Sent out the revised version of my middle-grade novel to my agent. I feel really good about it. In my first few drafts, all the focus was on the plot and situation–the main character was sort of an everyman who was just caught up in the events. With this draft, though, I’ve fleshed him out and refocused the book on his emotional journey. And, in the course of revising the book, I actually found myself liking him. He’s kind of whiny and pathetic, but the flip side of that is that he’s very sensitive. He’s alive to the world, and to all the nuances of the behavior around him. I look forward to someday having this thing out on submission and, hopefully, selling it. So strange to think that even if this book sells, it won’t come out for more than two years, probably! In my mind, it is 100% done.
Actually, it’s also strange to think that I probably have a lot more revision to do on this book. My agent will have one more round of comments, I bet. And then if the book sells, my editor will have comments. The editing you do after you sell a book is crazy! I can’t believe the amount of rewriting I did on Enter Title Here. Is this normal? Do you have to edit all your books this way? It made the book a lot better, but the editing took easily just as much time as originally writing the book did.

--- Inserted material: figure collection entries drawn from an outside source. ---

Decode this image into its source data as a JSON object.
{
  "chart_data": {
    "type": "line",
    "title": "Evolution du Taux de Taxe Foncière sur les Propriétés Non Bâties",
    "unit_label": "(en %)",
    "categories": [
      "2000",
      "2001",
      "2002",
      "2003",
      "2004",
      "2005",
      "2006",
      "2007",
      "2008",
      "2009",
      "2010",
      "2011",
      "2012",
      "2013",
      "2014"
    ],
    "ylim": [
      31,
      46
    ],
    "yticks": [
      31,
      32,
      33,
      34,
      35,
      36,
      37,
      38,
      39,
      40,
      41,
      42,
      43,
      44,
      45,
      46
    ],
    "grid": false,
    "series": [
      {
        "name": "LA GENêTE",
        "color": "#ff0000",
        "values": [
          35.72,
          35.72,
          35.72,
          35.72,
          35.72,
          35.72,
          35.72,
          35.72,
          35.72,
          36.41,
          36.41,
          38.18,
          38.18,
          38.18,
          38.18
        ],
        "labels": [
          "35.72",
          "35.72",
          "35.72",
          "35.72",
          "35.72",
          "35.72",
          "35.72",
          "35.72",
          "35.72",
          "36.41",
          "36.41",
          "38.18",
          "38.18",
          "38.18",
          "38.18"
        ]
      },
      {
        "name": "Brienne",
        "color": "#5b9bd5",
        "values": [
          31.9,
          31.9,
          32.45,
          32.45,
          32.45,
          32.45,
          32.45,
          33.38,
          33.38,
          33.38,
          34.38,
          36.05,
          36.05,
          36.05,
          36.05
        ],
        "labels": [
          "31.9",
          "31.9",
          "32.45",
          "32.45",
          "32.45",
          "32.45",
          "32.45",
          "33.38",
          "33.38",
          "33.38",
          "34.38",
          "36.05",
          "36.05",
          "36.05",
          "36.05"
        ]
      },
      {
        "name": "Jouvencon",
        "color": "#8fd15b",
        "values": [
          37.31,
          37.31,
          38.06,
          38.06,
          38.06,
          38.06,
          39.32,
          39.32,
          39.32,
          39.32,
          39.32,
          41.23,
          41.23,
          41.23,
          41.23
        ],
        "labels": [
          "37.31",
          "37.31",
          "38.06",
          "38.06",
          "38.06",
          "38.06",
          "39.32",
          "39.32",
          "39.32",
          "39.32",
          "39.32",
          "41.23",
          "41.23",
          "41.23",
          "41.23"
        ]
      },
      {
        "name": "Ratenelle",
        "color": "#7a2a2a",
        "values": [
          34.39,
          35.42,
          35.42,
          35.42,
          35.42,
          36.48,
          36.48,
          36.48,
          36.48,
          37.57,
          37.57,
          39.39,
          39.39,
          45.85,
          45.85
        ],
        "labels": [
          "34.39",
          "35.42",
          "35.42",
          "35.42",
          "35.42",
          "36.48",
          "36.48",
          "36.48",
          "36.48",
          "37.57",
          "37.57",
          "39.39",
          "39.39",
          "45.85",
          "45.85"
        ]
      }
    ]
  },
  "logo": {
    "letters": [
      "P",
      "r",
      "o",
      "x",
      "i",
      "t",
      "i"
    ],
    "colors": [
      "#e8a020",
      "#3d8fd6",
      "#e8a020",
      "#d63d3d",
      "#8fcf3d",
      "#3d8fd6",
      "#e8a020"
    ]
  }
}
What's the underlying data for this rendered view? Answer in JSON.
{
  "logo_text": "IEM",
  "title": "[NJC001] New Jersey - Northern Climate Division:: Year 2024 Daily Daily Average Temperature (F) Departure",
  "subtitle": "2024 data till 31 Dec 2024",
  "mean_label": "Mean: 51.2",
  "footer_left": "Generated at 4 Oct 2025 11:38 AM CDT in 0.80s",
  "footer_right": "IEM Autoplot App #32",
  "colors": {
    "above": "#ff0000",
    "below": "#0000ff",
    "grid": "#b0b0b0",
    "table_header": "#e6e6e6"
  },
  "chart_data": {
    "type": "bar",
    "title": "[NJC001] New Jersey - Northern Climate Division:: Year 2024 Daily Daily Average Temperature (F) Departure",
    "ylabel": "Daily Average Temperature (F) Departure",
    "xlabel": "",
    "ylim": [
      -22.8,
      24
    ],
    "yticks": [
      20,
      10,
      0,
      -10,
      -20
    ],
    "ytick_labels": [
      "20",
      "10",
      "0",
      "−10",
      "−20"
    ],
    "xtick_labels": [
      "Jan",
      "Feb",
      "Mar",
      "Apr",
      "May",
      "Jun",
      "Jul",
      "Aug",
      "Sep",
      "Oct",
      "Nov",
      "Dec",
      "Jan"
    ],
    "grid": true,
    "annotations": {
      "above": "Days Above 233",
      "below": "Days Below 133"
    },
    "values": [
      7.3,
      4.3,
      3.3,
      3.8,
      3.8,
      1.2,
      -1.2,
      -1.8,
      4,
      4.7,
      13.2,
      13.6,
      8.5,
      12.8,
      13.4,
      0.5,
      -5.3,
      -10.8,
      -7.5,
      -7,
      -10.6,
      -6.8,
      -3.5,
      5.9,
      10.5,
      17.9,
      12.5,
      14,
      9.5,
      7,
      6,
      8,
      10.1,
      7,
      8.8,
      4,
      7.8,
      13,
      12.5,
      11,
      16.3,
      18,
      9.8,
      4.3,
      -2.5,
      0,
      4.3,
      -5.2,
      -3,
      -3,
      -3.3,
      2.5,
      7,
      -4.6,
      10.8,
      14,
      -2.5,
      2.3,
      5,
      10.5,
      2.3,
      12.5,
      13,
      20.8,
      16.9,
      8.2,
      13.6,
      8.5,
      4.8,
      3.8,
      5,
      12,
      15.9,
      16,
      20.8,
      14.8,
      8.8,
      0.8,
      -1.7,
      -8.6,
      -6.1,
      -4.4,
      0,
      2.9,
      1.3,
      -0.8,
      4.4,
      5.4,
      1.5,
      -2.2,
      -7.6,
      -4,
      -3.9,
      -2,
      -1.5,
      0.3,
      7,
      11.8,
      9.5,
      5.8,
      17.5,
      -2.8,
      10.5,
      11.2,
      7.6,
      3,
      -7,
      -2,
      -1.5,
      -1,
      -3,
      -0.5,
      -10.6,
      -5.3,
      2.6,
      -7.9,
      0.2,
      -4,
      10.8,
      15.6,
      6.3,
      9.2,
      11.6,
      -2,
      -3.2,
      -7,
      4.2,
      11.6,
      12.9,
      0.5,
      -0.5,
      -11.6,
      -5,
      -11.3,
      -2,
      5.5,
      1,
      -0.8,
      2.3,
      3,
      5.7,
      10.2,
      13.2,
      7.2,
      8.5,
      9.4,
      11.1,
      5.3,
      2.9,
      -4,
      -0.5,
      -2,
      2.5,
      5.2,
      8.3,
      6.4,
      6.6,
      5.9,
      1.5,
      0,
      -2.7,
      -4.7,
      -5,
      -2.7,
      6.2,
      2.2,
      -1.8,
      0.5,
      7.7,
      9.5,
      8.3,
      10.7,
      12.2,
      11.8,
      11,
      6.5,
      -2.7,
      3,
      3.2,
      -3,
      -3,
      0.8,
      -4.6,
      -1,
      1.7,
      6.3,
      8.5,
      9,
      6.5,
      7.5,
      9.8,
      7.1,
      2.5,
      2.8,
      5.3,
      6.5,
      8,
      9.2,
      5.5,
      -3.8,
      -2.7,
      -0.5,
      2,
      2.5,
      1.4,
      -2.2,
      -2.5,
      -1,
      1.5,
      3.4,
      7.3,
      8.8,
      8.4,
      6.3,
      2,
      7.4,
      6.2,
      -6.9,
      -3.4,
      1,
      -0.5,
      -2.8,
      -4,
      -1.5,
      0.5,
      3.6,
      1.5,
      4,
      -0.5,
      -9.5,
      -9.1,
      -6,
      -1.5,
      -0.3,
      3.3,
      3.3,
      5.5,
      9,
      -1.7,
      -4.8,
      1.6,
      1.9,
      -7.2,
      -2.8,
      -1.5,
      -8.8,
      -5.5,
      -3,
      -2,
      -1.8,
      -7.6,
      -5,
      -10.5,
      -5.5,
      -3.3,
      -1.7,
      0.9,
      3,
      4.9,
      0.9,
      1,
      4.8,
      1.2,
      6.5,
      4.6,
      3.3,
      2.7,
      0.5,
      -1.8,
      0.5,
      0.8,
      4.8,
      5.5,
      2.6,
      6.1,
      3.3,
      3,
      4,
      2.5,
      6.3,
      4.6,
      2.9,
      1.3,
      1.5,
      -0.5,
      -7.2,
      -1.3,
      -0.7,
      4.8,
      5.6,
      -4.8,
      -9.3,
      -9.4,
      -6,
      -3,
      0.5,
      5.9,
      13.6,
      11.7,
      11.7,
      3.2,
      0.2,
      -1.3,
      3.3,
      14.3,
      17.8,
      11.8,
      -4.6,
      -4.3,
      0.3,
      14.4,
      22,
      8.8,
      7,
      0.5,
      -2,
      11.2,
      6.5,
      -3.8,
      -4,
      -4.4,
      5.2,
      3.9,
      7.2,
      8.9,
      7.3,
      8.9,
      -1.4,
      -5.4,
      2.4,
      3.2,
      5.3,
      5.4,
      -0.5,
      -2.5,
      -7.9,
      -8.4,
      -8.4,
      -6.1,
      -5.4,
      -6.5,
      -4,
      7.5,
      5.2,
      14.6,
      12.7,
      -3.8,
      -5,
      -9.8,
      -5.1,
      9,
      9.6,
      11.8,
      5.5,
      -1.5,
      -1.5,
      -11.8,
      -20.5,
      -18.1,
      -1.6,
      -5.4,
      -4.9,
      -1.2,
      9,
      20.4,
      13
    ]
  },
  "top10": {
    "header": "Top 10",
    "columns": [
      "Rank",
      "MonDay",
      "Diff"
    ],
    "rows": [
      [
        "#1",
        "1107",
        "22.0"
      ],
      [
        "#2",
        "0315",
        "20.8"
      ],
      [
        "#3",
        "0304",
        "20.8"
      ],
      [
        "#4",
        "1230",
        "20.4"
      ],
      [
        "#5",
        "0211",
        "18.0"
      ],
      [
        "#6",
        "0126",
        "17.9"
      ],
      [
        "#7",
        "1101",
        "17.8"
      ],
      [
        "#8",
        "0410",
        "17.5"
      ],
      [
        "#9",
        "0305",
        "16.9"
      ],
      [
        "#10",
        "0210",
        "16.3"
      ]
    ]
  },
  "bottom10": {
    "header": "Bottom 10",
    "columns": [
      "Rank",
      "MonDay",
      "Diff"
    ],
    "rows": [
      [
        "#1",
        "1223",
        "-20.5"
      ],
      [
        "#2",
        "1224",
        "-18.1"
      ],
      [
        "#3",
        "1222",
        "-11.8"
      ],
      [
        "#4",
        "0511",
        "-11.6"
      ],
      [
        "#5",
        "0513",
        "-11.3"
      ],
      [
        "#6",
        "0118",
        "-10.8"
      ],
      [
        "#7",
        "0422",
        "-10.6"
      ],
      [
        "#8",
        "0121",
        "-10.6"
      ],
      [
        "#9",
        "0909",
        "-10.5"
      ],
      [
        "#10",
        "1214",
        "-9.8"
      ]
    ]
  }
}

Now I’m working on some short-story things. Going to revise two more of my Burning Man stories (out of six, I’ve already revised and submitted two of them, and I’ve trunked two o them). It’s a lot of effort, transcribing a handwritten story.
In general, I’m not fully convinced re: writing a story by hand. I feel like my handwritten stories are a bit thin. I get so tired of writing that I go hurry up, hurry up, and leave out some of the detail and the interpolating events that I normally have in the first draft. In general, I think it’s better for first drafts to be thick rather than thin, because the extra things you put in can spark new ideas. Whereas a thin draft has the danger of simply running out of steam.
But anyway, what is done is done. I have to revise these two suckers, and then I’m on to the biggest writing project of the year! Revising my novel for adults: Hugs and Kisses. Not certain how or when or why this will be published–things are complicated since my agent only reps children’s literature–but I still really believe in this book, and I want to get it into ship shape.
After that, I’ll someday, I hope, be able to write my second YA book for Disney.
And then, finally, my docket will be clear!
I haven’t writen an original novel this year, which is kind of a bummer. I mean, I’ve learned a lot from revising the MG novel and Enter Title Here and from working on my proposal for Disney. I think I’m a much better novel writer than I was eight months ago. But I still feel a little thwarted. There’s nothing like actually creating a world from scratch. It’s shocking sometimes to think: you can just sit down and make up literally anything and then there it is, right on the page.
I’ve also got a few ideas–ideas for novels of all kinds. Someday, too, I’d like to get back into writing speculative novels.
I thought that I was done with speculative fiction, but this year I’ve written and sold a spate of speculative stories, and now I feel like I’m solidly fixed in the speculative world for the long haul. It’s a little awkward, though, to exist in two places. People in the spec fic world are like, “We can’t wait for your novel!” And I think, huh. You know there’s no magic in it, right? Or any advanced technology, either? It’s just about a girl who really wants to get into a good college.
But we’ll see! We will see! Sigh, the writing life. I think it’ll very possibly be next year before I can write something truly new.